New Office Flaws Overshadow Patch Tuesday

Microsoft and security researchers are investigating reports of several potentially serious bugs affecting Microsoft Office, made public just as Microsoft patched critical flaws in Windows XP, Vista and other software on Tuesday.

Update: Microsoft has contested the reports of new Office flaws.

The fresh vulnerabilities appear as Microsoft is grappling with the side-effects of an out-of-cycle patch rushed out to combat a bug in the way Windows handles animated cursors. That flaw is being exploited by thousands of websites, spurring a quick fix, but the resulting patch itself caused problems for some users.

The new bugs appeared in several security forums on Monday, and were reported by security firms such as McAfee's Avert Labs on Tuesday.

"This is yet another time that zero-day flaws have been published around a Patch Tuesday, possibly to maximize the public's exposure to these flaws until the next month's Patch Tuesday," wrote McAfee researcher Karthik Raman on Tuesday.

Raman said all but one of the Office flaws resulted in shutting down the application, but one heap-overflow flaw could be exploited to execute malicious code.

Microsoft said in a statement that it is investigating the reports, but isn't aware of any active exploitation.
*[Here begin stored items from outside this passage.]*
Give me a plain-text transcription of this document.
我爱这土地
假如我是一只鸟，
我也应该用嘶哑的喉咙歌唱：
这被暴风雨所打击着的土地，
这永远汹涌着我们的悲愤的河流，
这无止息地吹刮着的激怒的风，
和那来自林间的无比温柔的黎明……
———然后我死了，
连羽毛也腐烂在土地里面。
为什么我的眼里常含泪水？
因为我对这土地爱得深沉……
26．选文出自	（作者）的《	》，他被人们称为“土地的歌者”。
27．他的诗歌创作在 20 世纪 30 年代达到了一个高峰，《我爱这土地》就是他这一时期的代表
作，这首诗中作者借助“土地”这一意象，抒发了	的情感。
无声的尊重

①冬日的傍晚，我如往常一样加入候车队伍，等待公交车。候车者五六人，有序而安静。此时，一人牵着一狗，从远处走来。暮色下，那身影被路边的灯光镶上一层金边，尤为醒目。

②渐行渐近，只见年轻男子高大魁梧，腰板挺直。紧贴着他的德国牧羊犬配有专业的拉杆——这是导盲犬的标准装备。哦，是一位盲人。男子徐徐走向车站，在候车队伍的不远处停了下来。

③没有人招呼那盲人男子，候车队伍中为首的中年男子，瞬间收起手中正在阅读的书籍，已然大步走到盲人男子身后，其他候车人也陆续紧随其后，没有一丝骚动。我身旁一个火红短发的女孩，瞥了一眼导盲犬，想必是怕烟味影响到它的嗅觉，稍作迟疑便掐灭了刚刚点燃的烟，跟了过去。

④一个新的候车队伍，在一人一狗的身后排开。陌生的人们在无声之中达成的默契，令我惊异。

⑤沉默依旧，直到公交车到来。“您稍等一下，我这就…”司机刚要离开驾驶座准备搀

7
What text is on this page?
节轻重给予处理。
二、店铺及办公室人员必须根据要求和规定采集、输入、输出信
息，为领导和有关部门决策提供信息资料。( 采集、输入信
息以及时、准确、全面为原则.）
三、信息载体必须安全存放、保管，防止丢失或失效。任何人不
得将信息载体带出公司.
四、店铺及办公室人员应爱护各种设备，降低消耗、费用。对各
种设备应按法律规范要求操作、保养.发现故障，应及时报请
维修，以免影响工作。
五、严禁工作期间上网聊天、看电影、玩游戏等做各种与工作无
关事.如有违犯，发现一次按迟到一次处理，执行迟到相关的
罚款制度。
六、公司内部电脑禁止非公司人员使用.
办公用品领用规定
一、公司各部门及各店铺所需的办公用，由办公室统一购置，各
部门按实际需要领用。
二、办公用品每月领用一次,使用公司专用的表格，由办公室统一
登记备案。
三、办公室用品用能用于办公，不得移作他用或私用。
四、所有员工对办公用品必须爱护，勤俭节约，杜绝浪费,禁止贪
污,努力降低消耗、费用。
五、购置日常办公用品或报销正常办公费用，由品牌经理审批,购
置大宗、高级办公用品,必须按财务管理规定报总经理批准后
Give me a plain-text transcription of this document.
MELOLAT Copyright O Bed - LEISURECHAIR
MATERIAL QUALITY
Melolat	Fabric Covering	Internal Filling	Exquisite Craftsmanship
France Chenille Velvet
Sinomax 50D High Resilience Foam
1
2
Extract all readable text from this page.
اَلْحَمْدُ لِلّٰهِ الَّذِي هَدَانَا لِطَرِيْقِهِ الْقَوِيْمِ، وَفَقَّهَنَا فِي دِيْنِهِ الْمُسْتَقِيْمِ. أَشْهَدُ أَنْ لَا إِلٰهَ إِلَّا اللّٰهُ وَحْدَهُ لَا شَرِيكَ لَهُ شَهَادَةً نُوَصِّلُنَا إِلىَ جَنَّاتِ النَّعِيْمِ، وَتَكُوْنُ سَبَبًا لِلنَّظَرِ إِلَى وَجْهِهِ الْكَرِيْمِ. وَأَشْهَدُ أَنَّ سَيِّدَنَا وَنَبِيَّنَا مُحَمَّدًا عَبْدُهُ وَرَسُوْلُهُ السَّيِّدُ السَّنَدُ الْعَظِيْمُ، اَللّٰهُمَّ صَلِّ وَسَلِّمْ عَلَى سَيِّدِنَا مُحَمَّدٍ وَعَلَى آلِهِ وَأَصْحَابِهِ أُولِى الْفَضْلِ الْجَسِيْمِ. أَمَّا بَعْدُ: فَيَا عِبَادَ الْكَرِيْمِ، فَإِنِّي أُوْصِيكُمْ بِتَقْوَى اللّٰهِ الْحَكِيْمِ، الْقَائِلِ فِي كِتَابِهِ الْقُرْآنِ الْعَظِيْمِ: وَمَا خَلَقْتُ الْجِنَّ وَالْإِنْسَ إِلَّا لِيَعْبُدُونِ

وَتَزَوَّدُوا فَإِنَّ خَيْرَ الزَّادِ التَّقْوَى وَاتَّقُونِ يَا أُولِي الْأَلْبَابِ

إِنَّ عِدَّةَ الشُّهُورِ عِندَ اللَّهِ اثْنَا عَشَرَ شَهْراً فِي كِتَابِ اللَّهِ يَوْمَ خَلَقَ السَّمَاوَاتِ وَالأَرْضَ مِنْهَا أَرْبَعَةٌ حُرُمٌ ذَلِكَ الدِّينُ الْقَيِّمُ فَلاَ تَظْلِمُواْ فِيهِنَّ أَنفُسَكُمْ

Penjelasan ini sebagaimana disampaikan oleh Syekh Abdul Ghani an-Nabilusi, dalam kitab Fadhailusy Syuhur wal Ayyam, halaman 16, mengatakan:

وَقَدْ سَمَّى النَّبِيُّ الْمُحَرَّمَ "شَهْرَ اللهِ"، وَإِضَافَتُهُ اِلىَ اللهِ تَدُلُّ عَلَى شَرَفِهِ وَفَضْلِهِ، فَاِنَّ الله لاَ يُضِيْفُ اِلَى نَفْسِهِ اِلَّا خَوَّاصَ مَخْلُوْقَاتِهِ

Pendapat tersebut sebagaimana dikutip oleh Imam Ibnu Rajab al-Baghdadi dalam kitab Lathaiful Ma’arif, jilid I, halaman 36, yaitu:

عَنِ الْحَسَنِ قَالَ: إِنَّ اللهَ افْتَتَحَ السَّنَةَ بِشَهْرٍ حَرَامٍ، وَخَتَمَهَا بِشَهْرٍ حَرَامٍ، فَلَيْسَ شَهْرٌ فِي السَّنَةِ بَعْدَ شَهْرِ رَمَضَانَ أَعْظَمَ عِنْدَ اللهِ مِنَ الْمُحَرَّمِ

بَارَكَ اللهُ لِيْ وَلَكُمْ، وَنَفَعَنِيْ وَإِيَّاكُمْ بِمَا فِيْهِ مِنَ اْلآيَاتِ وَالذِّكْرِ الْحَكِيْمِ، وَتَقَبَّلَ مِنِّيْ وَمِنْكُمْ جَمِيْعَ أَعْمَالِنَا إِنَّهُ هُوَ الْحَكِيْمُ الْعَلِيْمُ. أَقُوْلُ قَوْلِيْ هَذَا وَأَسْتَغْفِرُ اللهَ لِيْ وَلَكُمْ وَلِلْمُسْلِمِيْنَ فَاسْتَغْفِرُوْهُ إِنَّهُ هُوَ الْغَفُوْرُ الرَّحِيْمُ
Microsoft and security firms both kept quiet on details of the flaws, citing the need to protect customers.

Separately, McAfee said it is analyzing proof-of-concept code for a zero-day bug in the way Windows handles HLP files. "This is another heap-overflow flaw that might be exploited for code execution," wrote McAfee's Raman.

Adding urgency to the need for an Office patch is that Word 2000 and XP have begun to be targeted by attacks exploiting a serious, unpatched bug (CVE-2007-0870) that was disclosed in February, according to security organizations such as eEye and the US' National Vulnerability Database.